Longitude: -3.1029 / 3°6'10"W

OS Eastings: 324028

OS Northings: 211006

OS Grid: SO240110

Mapcode National: GBR F2.Y6XW

Mapcode Global: VH79C.56GP

Entry Name: Dyne Steel Incline

Scheduled Date: 20 January 2000

Source: Cadw

Source ID: 3972

Cadw Legacy ID: MM280

Schedule Class: Transport

Category: Incline

Period: Post Medieval/Modern

County: Monmouthshire (Sir Fynwy)

Community: Llanfoist Fawr (Llan-ffwyst Fawr)

Traditional County: Monmouthshire


The monument comprises the remains of an railway incline linking the terraces and workshops of the quarry.

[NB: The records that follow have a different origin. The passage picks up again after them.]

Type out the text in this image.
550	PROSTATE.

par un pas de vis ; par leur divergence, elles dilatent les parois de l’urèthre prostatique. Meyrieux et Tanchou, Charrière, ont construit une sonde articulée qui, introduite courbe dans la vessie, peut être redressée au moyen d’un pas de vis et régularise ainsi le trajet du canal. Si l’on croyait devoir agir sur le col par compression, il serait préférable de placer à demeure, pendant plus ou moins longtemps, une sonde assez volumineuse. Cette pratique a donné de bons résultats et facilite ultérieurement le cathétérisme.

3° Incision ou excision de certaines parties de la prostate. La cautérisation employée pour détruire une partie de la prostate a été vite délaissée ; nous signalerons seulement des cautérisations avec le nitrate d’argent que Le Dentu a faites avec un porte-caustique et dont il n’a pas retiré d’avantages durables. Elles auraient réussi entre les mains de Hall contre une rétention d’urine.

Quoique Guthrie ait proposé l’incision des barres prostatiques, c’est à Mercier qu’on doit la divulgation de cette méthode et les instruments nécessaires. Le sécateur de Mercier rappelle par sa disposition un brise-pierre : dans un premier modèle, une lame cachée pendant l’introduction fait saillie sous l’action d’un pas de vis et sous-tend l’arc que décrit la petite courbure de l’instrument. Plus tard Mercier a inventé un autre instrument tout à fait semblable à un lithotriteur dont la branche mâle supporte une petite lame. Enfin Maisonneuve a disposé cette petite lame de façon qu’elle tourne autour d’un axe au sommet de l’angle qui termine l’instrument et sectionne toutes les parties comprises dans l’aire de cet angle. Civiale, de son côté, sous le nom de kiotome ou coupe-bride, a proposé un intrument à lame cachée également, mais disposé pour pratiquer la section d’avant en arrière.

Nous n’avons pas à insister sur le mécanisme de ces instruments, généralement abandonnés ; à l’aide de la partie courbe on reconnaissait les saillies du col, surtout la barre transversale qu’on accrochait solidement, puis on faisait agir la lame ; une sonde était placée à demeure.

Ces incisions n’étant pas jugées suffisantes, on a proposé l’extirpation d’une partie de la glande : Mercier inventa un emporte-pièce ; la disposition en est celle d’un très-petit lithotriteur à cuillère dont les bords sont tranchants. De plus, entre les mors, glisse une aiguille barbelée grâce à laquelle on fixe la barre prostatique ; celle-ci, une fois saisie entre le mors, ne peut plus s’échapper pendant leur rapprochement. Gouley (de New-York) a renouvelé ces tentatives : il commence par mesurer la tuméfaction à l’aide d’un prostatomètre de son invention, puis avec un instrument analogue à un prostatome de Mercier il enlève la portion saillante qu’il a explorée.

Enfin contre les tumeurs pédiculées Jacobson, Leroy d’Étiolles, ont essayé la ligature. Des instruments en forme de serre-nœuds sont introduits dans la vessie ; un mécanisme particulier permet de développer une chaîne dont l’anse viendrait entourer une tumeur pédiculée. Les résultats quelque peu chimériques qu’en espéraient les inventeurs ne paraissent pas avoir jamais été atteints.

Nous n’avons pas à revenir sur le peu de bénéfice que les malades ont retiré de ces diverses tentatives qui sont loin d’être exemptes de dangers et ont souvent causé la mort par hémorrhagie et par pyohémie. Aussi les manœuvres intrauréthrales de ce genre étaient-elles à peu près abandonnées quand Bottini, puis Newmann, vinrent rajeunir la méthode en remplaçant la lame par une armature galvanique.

The Dyne Steel Incline represents one of the key phases of the development of transport for the Blaenavon Iron Company for the export of its goods and the transport of limestone to the iron furnaces. In about 1850 the Blaenavon Company engineer Thomas Dyne Steel designed a standard gauge railway across the highest part of the mountain between New Pit and Pwll-du village, it was required as a quicker and less congested route than the previous mountain crossings. There was one incline on either side of the mountain, both driven by a stationary steam engine and winding drum at the summit. The summit complex also includes a house platform for the engine driver with a garden, and a well for supplying water to the boilers.

The monument is of national importance as a well preserved area within a slate quarry, which contains important evidence of slate quarrying, preparation, transport and infrastructure. Inclines may be part of a larger cluster of industrial monuments and their importance can further enhanced by their group value. The scheduled area comprises the remains described and areas around them within which related evidence may be expected to survive.